Why commercial cards matter

Commercial cards are often used for business expenses: travel, procurement, subscriptions, fuel, equipment, meals and professional services. They can carry rewards, reporting tools and credit features that are useful to the cardholder. But those benefits are not costless. Part of the cost can be pushed onto merchants through higher fees.

The fairness question is whether a small business should effectively help fund premium card features used by another business customer. If the merchant passes the cost on, the surcharge becomes visible. If the merchant absorbs it, the cost hides inside prices or reduces margin.

The surcharge dilemma

New Zealand consumers dislike surcharges.
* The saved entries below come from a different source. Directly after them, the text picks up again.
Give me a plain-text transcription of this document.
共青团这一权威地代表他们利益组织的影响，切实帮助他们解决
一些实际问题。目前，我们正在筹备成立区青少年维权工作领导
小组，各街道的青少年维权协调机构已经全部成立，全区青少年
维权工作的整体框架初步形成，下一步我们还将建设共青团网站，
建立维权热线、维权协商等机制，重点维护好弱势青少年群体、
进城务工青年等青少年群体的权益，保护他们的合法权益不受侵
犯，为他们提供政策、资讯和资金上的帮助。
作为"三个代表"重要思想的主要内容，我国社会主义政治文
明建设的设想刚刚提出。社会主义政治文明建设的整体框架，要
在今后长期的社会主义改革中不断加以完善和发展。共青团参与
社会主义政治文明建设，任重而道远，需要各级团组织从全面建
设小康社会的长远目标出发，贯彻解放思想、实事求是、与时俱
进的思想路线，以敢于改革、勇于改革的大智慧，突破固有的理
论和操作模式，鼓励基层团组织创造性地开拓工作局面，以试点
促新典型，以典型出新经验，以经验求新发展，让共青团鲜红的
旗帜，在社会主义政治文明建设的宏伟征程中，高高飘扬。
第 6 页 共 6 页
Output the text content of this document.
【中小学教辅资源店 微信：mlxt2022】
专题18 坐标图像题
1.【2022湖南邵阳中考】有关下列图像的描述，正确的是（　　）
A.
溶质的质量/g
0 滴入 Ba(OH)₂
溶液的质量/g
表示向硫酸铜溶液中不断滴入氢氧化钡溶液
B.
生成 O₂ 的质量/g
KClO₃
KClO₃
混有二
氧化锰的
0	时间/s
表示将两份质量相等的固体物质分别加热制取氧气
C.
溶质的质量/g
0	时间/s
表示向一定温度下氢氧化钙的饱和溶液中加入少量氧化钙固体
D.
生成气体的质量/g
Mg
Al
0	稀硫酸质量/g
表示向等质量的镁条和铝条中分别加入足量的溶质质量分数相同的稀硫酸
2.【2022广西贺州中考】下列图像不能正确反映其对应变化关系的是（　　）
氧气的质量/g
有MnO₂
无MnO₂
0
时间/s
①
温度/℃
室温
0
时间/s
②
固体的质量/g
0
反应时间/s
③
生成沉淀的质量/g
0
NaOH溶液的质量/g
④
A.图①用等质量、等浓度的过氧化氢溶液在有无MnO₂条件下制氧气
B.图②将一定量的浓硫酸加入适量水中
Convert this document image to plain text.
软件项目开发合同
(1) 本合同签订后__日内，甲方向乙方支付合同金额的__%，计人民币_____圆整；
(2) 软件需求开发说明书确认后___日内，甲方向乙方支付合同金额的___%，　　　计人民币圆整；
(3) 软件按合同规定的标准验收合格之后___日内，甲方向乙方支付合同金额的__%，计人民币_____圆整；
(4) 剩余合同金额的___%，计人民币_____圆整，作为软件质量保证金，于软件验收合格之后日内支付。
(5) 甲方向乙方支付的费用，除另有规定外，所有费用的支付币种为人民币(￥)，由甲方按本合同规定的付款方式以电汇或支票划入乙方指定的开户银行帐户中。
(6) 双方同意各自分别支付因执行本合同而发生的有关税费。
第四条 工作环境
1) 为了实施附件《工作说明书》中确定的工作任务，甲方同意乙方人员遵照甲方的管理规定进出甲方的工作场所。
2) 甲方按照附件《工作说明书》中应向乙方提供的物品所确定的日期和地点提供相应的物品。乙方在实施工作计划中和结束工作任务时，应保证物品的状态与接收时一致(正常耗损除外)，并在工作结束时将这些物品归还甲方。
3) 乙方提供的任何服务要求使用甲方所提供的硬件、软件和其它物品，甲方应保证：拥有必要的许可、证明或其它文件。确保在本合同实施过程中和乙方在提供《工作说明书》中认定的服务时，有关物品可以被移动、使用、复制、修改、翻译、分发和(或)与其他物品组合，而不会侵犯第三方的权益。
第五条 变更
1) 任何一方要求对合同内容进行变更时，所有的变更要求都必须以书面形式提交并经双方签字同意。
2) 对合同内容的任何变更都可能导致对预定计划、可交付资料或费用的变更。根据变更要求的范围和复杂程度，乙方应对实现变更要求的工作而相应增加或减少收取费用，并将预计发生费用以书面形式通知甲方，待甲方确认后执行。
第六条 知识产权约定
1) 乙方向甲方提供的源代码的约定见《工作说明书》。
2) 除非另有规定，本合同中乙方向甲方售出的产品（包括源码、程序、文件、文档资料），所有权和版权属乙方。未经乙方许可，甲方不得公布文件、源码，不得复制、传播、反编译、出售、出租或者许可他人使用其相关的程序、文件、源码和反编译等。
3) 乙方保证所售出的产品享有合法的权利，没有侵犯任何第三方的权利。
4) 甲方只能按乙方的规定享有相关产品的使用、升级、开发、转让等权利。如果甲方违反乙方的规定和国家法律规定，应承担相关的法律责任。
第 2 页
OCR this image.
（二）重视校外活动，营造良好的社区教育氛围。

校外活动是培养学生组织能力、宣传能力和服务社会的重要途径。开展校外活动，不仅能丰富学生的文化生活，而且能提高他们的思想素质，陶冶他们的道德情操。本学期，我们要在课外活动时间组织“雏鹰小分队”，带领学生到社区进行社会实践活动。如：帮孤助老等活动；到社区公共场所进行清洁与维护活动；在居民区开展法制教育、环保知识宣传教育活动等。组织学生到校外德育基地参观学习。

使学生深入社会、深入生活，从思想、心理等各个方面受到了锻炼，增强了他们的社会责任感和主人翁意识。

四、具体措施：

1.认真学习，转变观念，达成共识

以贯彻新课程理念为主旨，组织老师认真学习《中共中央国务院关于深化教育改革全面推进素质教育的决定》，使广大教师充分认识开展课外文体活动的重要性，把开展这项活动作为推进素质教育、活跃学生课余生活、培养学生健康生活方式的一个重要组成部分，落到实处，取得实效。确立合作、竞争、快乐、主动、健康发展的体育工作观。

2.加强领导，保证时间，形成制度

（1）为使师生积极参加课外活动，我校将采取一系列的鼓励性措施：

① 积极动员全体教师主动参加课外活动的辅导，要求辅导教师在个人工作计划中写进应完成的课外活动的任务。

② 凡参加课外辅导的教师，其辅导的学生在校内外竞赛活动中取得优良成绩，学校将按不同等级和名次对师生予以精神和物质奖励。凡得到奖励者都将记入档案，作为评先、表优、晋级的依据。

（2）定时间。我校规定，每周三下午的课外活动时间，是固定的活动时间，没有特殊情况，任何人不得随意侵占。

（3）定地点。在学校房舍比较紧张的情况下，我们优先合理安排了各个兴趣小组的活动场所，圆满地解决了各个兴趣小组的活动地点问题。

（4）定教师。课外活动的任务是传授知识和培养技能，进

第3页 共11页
They feel like a surprise tax at the counter. Yet from the merchant’s view, surcharging can be a defensive tool: if payment methods impose different costs, why should every customer pay the same?

The problem is that surcharges can become messy. Some are transparent and cost-reflective. Others look arbitrary. Customers may not know whether 1.5% is reasonable, excessive or simply copied from what the terminal suggests. The result is distrust on both sides of the counter.

A cleaner system would reduce excessive upstream fees and make the remaining costs easier to explain.

What regulation can and cannot fix

Fee caps can help if they target genuine cost imbalances. But they do not abolish the cost of payments. Someone still has to fund fraud protection, network reliability, chargebacks, technology investment and compliance. If regulators squeeze one part of the chain, providers may try to recover revenue elsewhere.

That is why the design matters. A good intervention should reduce the least justifiable costs without undermining reliable payment infrastructure. It should also make pricing legible enough that merchants and customers can understand what they are being charged for.

The bigger lesson

Modern payments are marketed as convenience. But convenience has a distributional politics. The question is not whether cards are useful; they clearly are. The question is whether the benefits and costs are allocated fairly.

If the Commerce Commission’s work leads to lower fees, fewer confusing surcharges and more transparent merchant costs, the impact will be felt quietly: not as a dramatic national reform, but as a few dollars saved across thousands of ordinary transactions. For small businesses, that quiet difference can matter.